Neuanfang statt Aufstiegsambition: Hertha BSC setzt auf langfristige Entwicklung

Hertha BSC geht in die vierte Spielzeit der Zweitliga-Ära mit einer grundsätzlich veränderten Perspektive. Nachdem die großzügigen Investitionen und kostspielig zusammengestellten Mannschaften der Vergangenheit nicht zum angestrebten Erfolg führten, vollzieht der Berliner Traditionsclub einen Paradigmenwechsel.
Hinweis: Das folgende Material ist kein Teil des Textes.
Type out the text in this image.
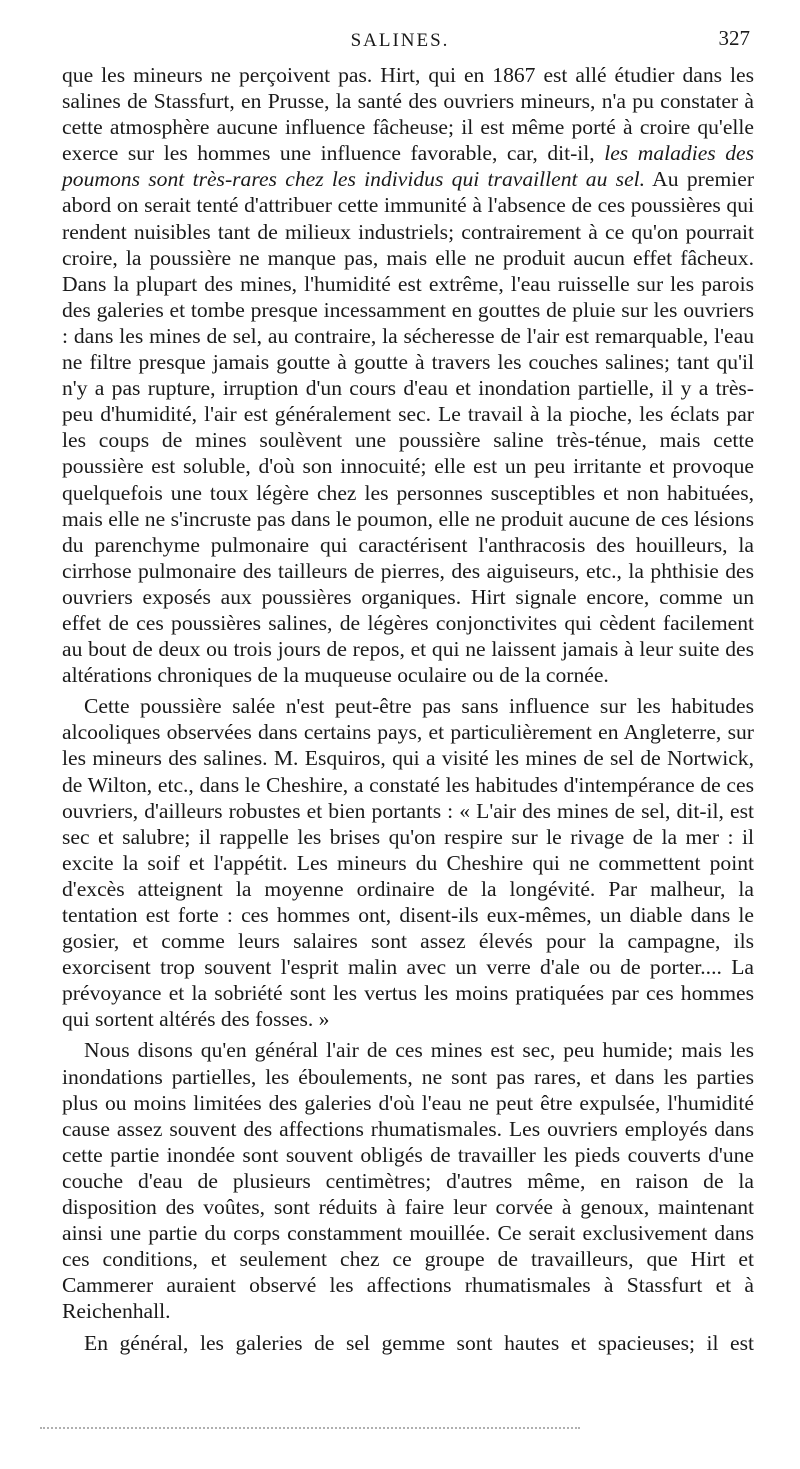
SALINES.	327

que les mineurs ne perçoivent pas. Hirt, qui en 1867 est allé étudier dans les salines de Stassfurt, en Prusse, la santé des ouvriers mineurs, n'a pu constater à cette atmosphère aucune influence fâcheuse; il est même porté à croire qu'elle exerce sur les hommes une influence favorable, car, dit-il, les maladies des poumons sont très-rares chez les individus qui travaillent au sel. Au premier abord on serait tenté d'attribuer cette immunité à l'absence de ces poussières qui rendent nuisibles tant de milieux industriels; contrairement à ce qu'on pourrait croire, la poussière ne manque pas, mais elle ne produit aucun effet fâcheux. Dans la plupart des mines, l'humidité est extrême, l'eau ruisselle sur les parois des galeries et tombe presque incessamment en gouttes de pluie sur les ouvriers : dans les mines de sel, au contraire, la sécheresse de l'air est remarquable, l'eau ne filtre presque jamais goutte à goutte à travers les couches salines; tant qu'il n'y a pas rupture, irruption d'un cours d'eau et inondation partielle, il y a très-peu d'humidité, l'air est généralement sec. Le travail à la pioche, les éclats par les coups de mines soulèvent une poussière saline très-ténue, mais cette poussière est soluble, d'où son innocuité; elle est un peu irritante et provoque quelquefois une toux légère chez les personnes susceptibles et non habituées, mais elle ne s'incruste pas dans le poumon, elle ne produit aucune de ces lésions du parenchyme pulmonaire qui caractérisent l'anthracosis des houilleurs, la cirrhose pulmonaire des tailleurs de pierres, des aiguiseurs, etc., la phthisie des ouvriers exposés aux poussières organiques. Hirt signale encore, comme un effet de ces poussières salines, de légères conjonctivites qui cèdent facilement au bout de deux ou trois jours de repos, et qui ne laissent jamais à leur suite des altérations chroniques de la muqueuse oculaire ou de la cornée.

Cette poussière salée n'est peut-être pas sans influence sur les habitudes alcooliques observées dans certains pays, et particulièrement en Angleterre, sur les mineurs des salines. M. Esquiros, qui a visité les mines de sel de Nortwick, de Wilton, etc., dans le Cheshire, a constaté les habitudes d'intempérance de ces ouvriers, d'ailleurs robustes et bien portants : « L'air des mines de sel, dit-il, est sec et salubre; il rappelle les brises qu'on respire sur le rivage de la mer : il excite la soif et l'appétit. Les mineurs du Cheshire qui ne commettent point d'excès atteignent la moyenne ordinaire de la longévité. Par malheur, la tentation est forte : ces hommes ont, disent-ils eux-mêmes, un diable dans le gosier, et comme leurs salaires sont assez élevés pour la campagne, ils exorcisent trop souvent l'esprit malin avec un verre d'ale ou de porter.... La prévoyance et la sobriété sont les vertus les moins pratiquées par ces hommes qui sortent altérés des fosses. »

Nous disons qu'en général l'air de ces mines est sec, peu humide; mais les inondations partielles, les éboulements, ne sont pas rares, et dans les parties plus ou moins limitées des galeries d'où l'eau ne peut être expulsée, l'humidité cause assez souvent des affections rhumatismales. Les ouvriers employés dans cette partie inondée sont souvent obligés de travailler les pieds couverts d'une couche d'eau de plusieurs centimètres; d'autres même, en raison de la disposition des voûtes, sont réduits à faire leur corvée à genoux, maintenant ainsi une partie du corps constamment mouillée. Ce serait exclusivement dans ces conditions, et seulement chez ce groupe de travailleurs, que Hirt et Cammerer auraient observé les affections rhumatismales à Stassfurt et à Reichenhall.

En général, les galeries de sel gemme sont hautes et spacieuses; il est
Der schnelle Wiederaufstieg ist für die kommende Saison nicht länger das oberste Ziel. Stattdessen konzentriert sich Hertha BSC auf den Aufbau einer tragfähigen Struktur, die über mehrere Jahre hinweg Bestand haben soll. Die Verantwortlichen haben aus den Fehlern der Vergangenheit gelernt und wollen nun auf Kontinuität und nachhaltige Entwicklung setzen.
Ein zentraler Baustein dieser neuen Strategie ist die Förderung der eigenen Jugend. Der sogenannte Berliner Weg, der Nachwuchskräften eine realistische Perspektive bietet, soll endlich konsequent umgesetzt werden. Damit verbunden ist die Hoffnung, talentierte Spieler im eigenen Haus heranwachsen zu lassen und langfristig vom Nachwuchsleistungszentrum zu profitieren.
Die Phase der teuren Schnellschüsse ist damit vorbei. Hertha BSC hat sich für einen geduldigen, planvollen Weg entschieden – eine Strategie, die zwar weniger spektakulär wirkt, aber die wirtschaftliche und sportliche Zukunft des Clubs deutlich stabiler gestalten könnte.